This, my friends, is why I don't like reading books published prior to 2016 about mental illness. I only gave this two stars because it was an easy read to get through.
This book has a lot of problems, and also a bunch of unnecessary shit piled into it instead of shit that actually would've not only mattered, but would've made a difference in how people saw those with schizophrenia and their struggles.
I feel like this book kind of edited schizophrenia so that it would not only work as a cool plot twist but also cause some fun drama that was the definition of unnecessary. I genuinely only spent about half an hour looking up things about schizophrenia and already I feel I know more than the author who wrote a damned 400 page book about a girl with it.
Visual hallucinations are a rarity while, in this novel, every third page has a visual hallucination. There's also the issue of using delusions and hallucinations interchangeably, which is ridiculous.
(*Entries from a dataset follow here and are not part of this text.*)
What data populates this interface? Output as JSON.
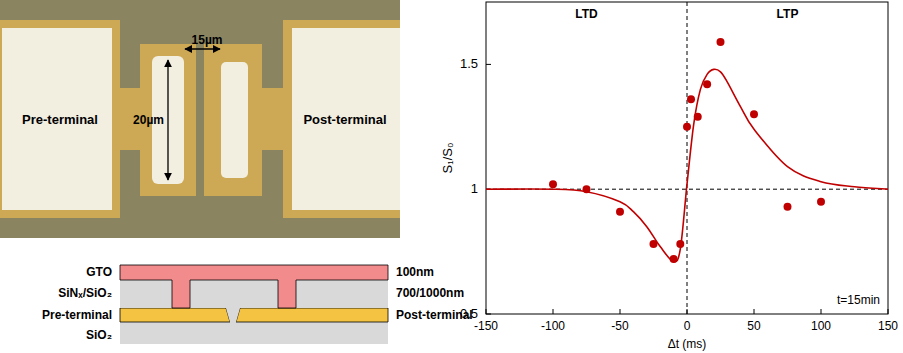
{
  "chart_data": {
    "type": "scatter",
    "xlabel": "Δt (ms)",
    "ylabel": "S₁/S₀",
    "xlim": [
      -150,
      150
    ],
    "ylim": [
      0.5,
      1.75
    ],
    "xticks": [
      -150,
      -100,
      -50,
      0,
      50,
      100,
      150
    ],
    "yticks": [
      0.5,
      1,
      1.5
    ],
    "grid": false,
    "annotations": [
      "LTD",
      "LTP",
      "t=15min"
    ],
    "reference_lines": [
      {
        "axis": "x",
        "value": 0,
        "line_style": "dashed"
      },
      {
        "axis": "y",
        "value": 1,
        "line_style": "dashed"
      }
    ],
    "series": [
      {
        "type": "scatter",
        "color": "#c00000",
        "marker": "circle",
        "x": [
          -100,
          -75,
          -50,
          -25,
          -10,
          -5,
          0,
          3,
          8,
          15,
          25,
          50,
          75,
          100
        ],
        "values": [
          1.02,
          1.0,
          0.91,
          0.78,
          0.72,
          0.78,
          1.25,
          1.36,
          1.29,
          1.42,
          1.59,
          1.3,
          0.93,
          0.95
        ]
      },
      {
        "type": "line",
        "color": "#c00000",
        "line_style": "solid",
        "x": [
          -150,
          -100,
          -75,
          -50,
          -40,
          -30,
          -20,
          -10,
          -5,
          0,
          5,
          10,
          15,
          20,
          25,
          30,
          40,
          50,
          75,
          100,
          125,
          150
        ],
        "values": [
          1.0,
          1.0,
          0.99,
          0.95,
          0.91,
          0.85,
          0.77,
          0.71,
          0.76,
          1.02,
          1.26,
          1.4,
          1.46,
          1.48,
          1.47,
          1.43,
          1.33,
          1.24,
          1.09,
          1.03,
          1.01,
          1.0
        ]
      }
    ]
  },
  "micrograph": {
    "labels": [
      "Pre-terminal",
      "Post-terminal"
    ],
    "dimensions": [
      "15µm",
      "20µm"
    ]
  },
  "cross_section": {
    "left_labels": [
      "GTO",
      "SiNₓ/SiO₂",
      "Pre-terminal",
      "SiO₂"
    ],
    "right_labels": [
      "100nm",
      "700/1000nm",
      "Post-terminal"
    ]
  }
}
Delusions are beliefs on what you think is happening, and don't involve hearing or seeing things. I should know, since a member of my own family suffered from delusions at one point in time and she was convinced there was a camera in her bathroom. She did not see a camera, but she thought without a doubt in her mind it was there, somewhere.
And based on the little I researched, delusions are much more common than visual hallucinations, yet she seemingly only suffers from them once in the past. Even then, most of the dumb plot twists could have actually worked had it all been delusions in her mind.
The entire mystery sub-plot and abuse sub-plot? Entirely unnecessary, and really only there for the fun of shock value. I mean, most of this book was either unnecessary or completely boring.
Overall, disappointing on multiple fronts, and I can't imagine how someone who knows a lot more about schizophrenia than me would feel while reading this book full of inaccuracies and bending of the real illness in order to have a fun, quirky plot.